Friday, February 11, 2011 - 2:00pm

Valdimir Rokhlin

Yale

Location

University of Pennsylvania

Heilmeier Hall (Towne 100)

Given a collection of n points x1, x2, . . . , xn in R^d and an integer k << n, the task of finding the k nearest neighbors for each xi is known as the “Nearest Neighbors Problem”; it is ubiquitous in a number of areas of Computer Science: Machine Learning, Data Mining, Artificial Intelligence, etc. The obvious algorithm costs order d n^2 log(k) operations, which tends to be prohibitively expensive in most non-trivial environments. There exist “fast” schemes, based on various “tree” structures. In very low dimensions, such methods are quite satisfactory; as the dimensionality increases, the algorithms become slow, and are replaced with approximate ones (i.e., instead of nearest neighbors, they find neighbors that are “somewhat close”). At some point, existing tree-based techniques become ineffective due to the notorious “curse of dimensionality”; many Machine Learning techniques can be viewed simply as attempts to avoid situations where the Nearest Neighbors Problem has to be solved. I will discuss a randomized algorithm for the approximate nearest neighbor problem that is effective for fairly large values of d. The algorithm is iterative, and its CPU time requirements are of the order T · N · (d · (log d) + k · (d + log k) · (logN)) + N · k^2· (d + log k), with T the number of iterations performed; the probability of errors decreases exponentially with T. The memory requirements of the procedure are of the order N · (d + k).

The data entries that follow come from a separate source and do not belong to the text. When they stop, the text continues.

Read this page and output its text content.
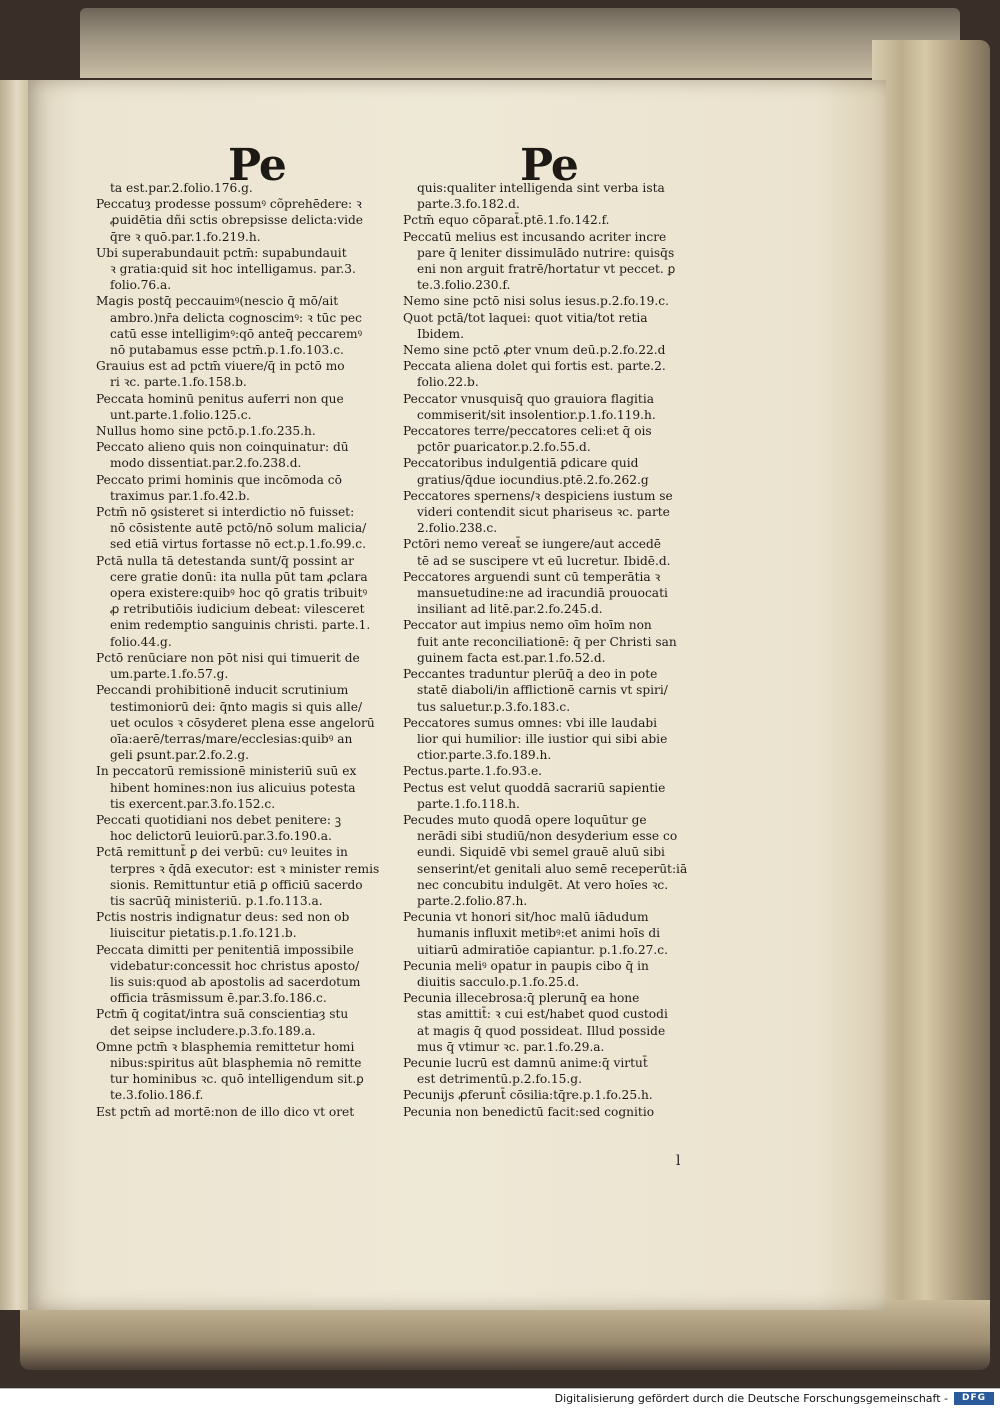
Pe	Pe
ta est.par.2.folio.176.g.
Peccatuȝ prodesse possumꝰ cõprehēdere: ꝛ
ꝓuidētia dñi sctis obrepsisse delicta:vide
q̄re ꝛ quō.par.1.fo.219.h.
Ubi superabundauit pctm̄: supabundauit
ꝛ gratia:quid sit hoc intelligamus. par.3.
folio.76.a.
Magis postq̄ peccauimꝰ(nescio q̄ mō/ait
ambro.)nr̄a delicta cognoscimꝰ: ꝛ tūc pec
catū esse intelligimꝰ:qō anteq̄ peccaremꝰ
nō putabamus esse pctm̄.p.1.fo.103.c.
Grauius est ad pctm̄ viuere/q̄ in pctō mo
ri ꝛc. parte.1.fo.158.b.
Peccata hominū penitus auferri non que
unt.parte.1.folio.125.c.
Nullus homo sine pctō.p.1.fo.235.h.
Peccato alieno quis non coinquinatur: dū
modo dissentiat.par.2.fo.238.d.
Peccato primi hominis que incōmoda cō
traximus par.1.fo.42.b.
Pctm̄ nō ꝯsisteret si interdictio nō fuisset:
nō cōsistente autē pctō/nō solum malicia/
sed etiā virtus fortasse nō ect.p.1.fo.99.c.
Pctā nulla tā detestanda sunt/q̄ possint ar
cere gratie donū: ita nulla pūt tam ꝓclara
opera existere:quibꝰ hoc qō gratis tribuitꝰ
ꝓ retributiōis iudicium debeat: vilesceret
enim redemptio sanguinis christi. parte.1.
folio.44.g.
Pctō renūciare non pōt nisi qui timuerit de
um.parte.1.fo.57.g.
Peccandi prohibitionē inducit scrutinium
testimoniorū dei: q̄nto magis si quis alle/
uet oculos ꝛ cōsyderet plena esse angelorū
oīa:aerē/terras/mare/ecclesias:quibꝰ an
geli ꝑsunt.par.2.fo.2.g.
In peccatorū remissionē ministeriū suū ex
hibent homines:non ius alicuius potesta
tis exercent.par.3.fo.152.c.
Peccati quotidiani nos debet penitere: ꝫ
hoc delictorū leuiorū.par.3.fo.190.a.
Pctā remittunt̄ ꝑ dei verbū: cuꝰ leuites in
terpres ꝛ q̄dā executor: est ꝛ minister remis
sionis. Remittuntur etiā ꝑ officiū sacerdo
tis sacrūq̄ ministeriū. p.1.fo.113.a.
Pctis nostris indignatur deus: sed non ob
liuiscitur pietatis.p.1.fo.121.b.
Peccata dimitti per penitentiā impossibile
videbatur:concessit hoc christus aposto/
lis suis:quod ab apostolis ad sacerdotum
officia trāsmissum ē.par.3.fo.186.c.
Pctm̄ q̄ cogitat/intra suā conscientiaȝ stu
det seipse includere.p.3.fo.189.a.
Omne pctm̄ ꝛ blasphemia remittetur homi
nibus:spiritus aūt blasphemia nō remitte
tur hominibus ꝛc. quō intelligendum sit.ꝑ
te.3.folio.186.f.
Est pctm̄ ad mortē:non de illo dico vt oret
quis:qualiter intelligenda sint verba ista
parte.3.fo.182.d.
Pctm̄ equo cōparat̄.ptē.1.fo.142.f.
Peccatū melius est incusando acriter incre
pare q̄ leniter dissimulādo nutrire: quisq̄s
eni non arguit fratrē/hortatur vt peccet. ꝑ
te.3.folio.230.f.
Nemo sine pctō nisi solus iesus.p.2.fo.19.c.
Quot pctā/tot laquei: quot vitia/tot retia
Ibidem.
Nemo sine pctō ꝓter vnum deū.p.2.fo.22.d
Peccata aliena dolet qui fortis est. parte.2.
folio.22.b.
Peccator vnusquisq̄ quo grauiora flagitia
commiserit/sit insolentior.p.1.fo.119.h.
Peccatores terre/peccatores celi:et q̄ ois
pctōr ꝑuaricator.p.2.fo.55.d.
Peccatoribus indulgentiā ꝑdicare quid
gratius/q̄due iocundius.ptē.2.fo.262.g
Peccatores spernens/ꝛ despiciens iustum se
videri contendit sicut phariseus ꝛc. parte
2.folio.238.c.
Pctōri nemo vereat̄ se iungere/aut accedē
tē ad se suscipere vt eū lucretur. Ibidē.d.
Peccatores arguendi sunt cū temperātia ꝛ
mansuetudine:ne ad iracundiā prouocati
insiliant ad litē.par.2.fo.245.d.
Peccator aut impius nemo oīm hoīm non
fuit ante reconciliationē: q̄ per Christi san
guinem facta est.par.1.fo.52.d.
Peccantes traduntur plerūq̄ a deo in pote
statē diaboli/in afflictionē carnis vt spiri/
tus saluetur.p.3.fo.183.c.
Peccatores sumus omnes: vbi ille laudabi
lior qui humilior: ille iustior qui sibi abie
ctior.parte.3.fo.189.h.
Pectus.parte.1.fo.93.e.
Pectus est velut quoddā sacrariū sapientie
parte.1.fo.118.h.
Pecudes muto quodā opere loquūtur ge
nerādi sibi studiū/non desyderium esse co
eundi. Siquidē vbi semel grauē aluū sibi
senserint/et genitali aluo semē receperūt:iā
nec concubitu indulgēt. At vero hoīes ꝛc.
parte.2.folio.87.h.
Pecunia vt honori sit/hoc malū iādudum
humanis influxit metibꝰ:et animi hoīs di
uitiarū admiratiōe capiantur. p.1.fo.27.c.
Pecunia meliꝰ opatur in paupis cibo q̄ in
diuitis sacculo.p.1.fo.25.d.
Pecunia illecebrosa:q̄ plerunq̄ ea hone
stas amittit̄: ꝛ cui est/habet quod custodi
at magis q̄ quod possideat. Illud posside
mus q̄ vtimur ꝛc. par.1.fo.29.a.
Pecunie lucrū est damnū anime:q̄ virtut̄
est detrimentū.p.2.fo.15.g.
Pecunijs ꝓferunt̄ cōsilia:tq̄re.p.1.fo.25.h.
Pecunia non benedictū facit:sed cognitio
l
Digitalisierung gefördert durch die Deutsche Forschungsgemeinschaft -	DFG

A byproduct of the scheme is a data structure permitting a rapid search for the k nearest neighbors among {xj} for an arbitrary point x in R^d. The cost of each such query is proportional to T · (d · (log d) + log(N/k) · k · (d + log k)) , and the memory requirements for the requisite data structure are of the order N · (d + k) + T · (d + N). The algorithm utilizes random rotations and a basic divide-and-conquer scheme, followed by a local graph search. We analyze the scheme’s behavior for certain types of distributions of {xj}, and illustrate its performance via several numerical examples.